Where the company goes into liquidation within one year of the forfeiture of shares, the ex-shareholder can be put on “List B” of the contributories.

(iv) Disposal of Forfeited Shares:

Forfeited shares become the property of the company only for disposal and these may be resold at a discount, but the amount of discount cannot exceed the actual amount forfeited on those shares. Forfeited shares, however, shall never become the assets of the company. The purchaser of forfeited shares will acquire good title to the shares reissued to him.

He is neither bound to see the application of the purchase money, nor shall his title to the shares be affected by any irregularity or invalidity in the proceedings in reference to the forfeiture and sale of the shares. The company may also cancel the forfeited shares.

Forfeiture once made is conclusive and irrevocable and severe all connections between the company and its shareholder. An illegal forfeiture cannot be validated by lapse of time or acquiescence.

In the case of wrong forfeiture of shares, the shareholder can bring action for setting aside of such forfeiture. If, however, it is not possible on account of resale of forfeited shares, he can sue the company for damages.

Reissue of Forfeited Shares:

Forfeited shares can be either cancelled by the company or re-issued. These can be re-issued at any price — premium, par value or discount.
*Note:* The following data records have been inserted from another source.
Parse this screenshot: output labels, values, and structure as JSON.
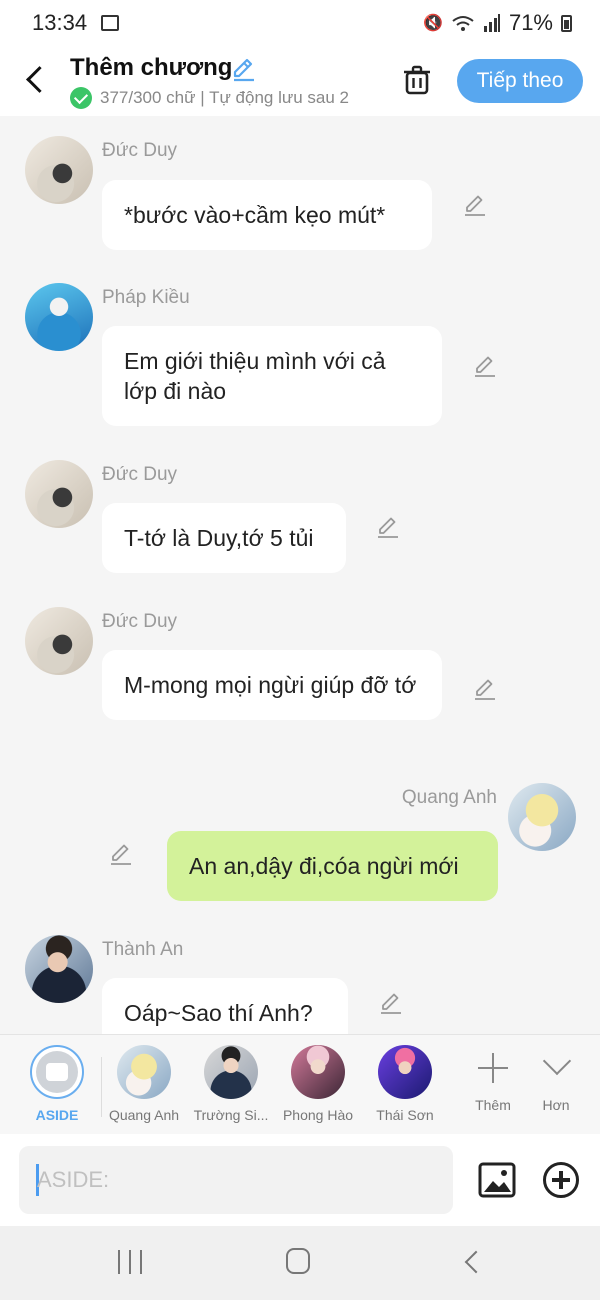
{
  "status_bar": {
    "time": "13:34",
    "battery": "71%"
  },
  "header": {
    "title": "Thêm chương",
    "save_status": "377/300 chữ | Tự động lưu sau 2",
    "next_label": "Tiếp theo"
  },
  "messages": [
    {
      "author": "Đức Duy",
      "text": "*bước vào+cầm kẹo mút*",
      "side": "left"
    },
    {
      "author": "Pháp Kiều",
      "text": "Em giới thiệu mình với cả lớp đi nào",
      "side": "left"
    },
    {
      "author": "Đức Duy",
      "text": "T-tớ là Duy,tớ 5 tủi",
      "side": "left"
    },
    {
      "author": "Đức Duy",
      "text": "M-mong mọi ngừi giúp đỡ tớ",
      "side": "left"
    },
    {
      "author": "Quang Anh",
      "text": "An an,dậy đi,cóa ngừi mới",
      "side": "right"
    },
    {
      "author": "Thành An",
      "text": "Oáp~Sao thí Anh?",
      "side": "left"
    }
  ],
  "characters": {
    "aside_label": "ASIDE",
    "items": [
      "Quang Anh",
      "Trường Si...",
      "Phong Hào",
      "Thái Sơn"
    ],
    "add_label": "Thêm",
    "more_label": "Hơn"
  },
  "composer": {
    "placeholder": "ASIDE:"
  },
  "colors": {
    "accent": "#58a7ef",
    "own_bubble": "#d3f29a",
    "success": "#3bc567"
  }
}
But the amount of discount on the re-issue of forfeited shares cannot exceed the amount forfeited on these shares.

The board of directors is required to pass a resolution of the board for reissuing these shares. The purchaser of forfeited shares will acquire good title to the shares reissued to him. Re-issue of forfeited shares is not an allotment of fresh shares but resale of old shares, and therefore, the company is not required to file any return of allotment with the Registrar regarding these shares.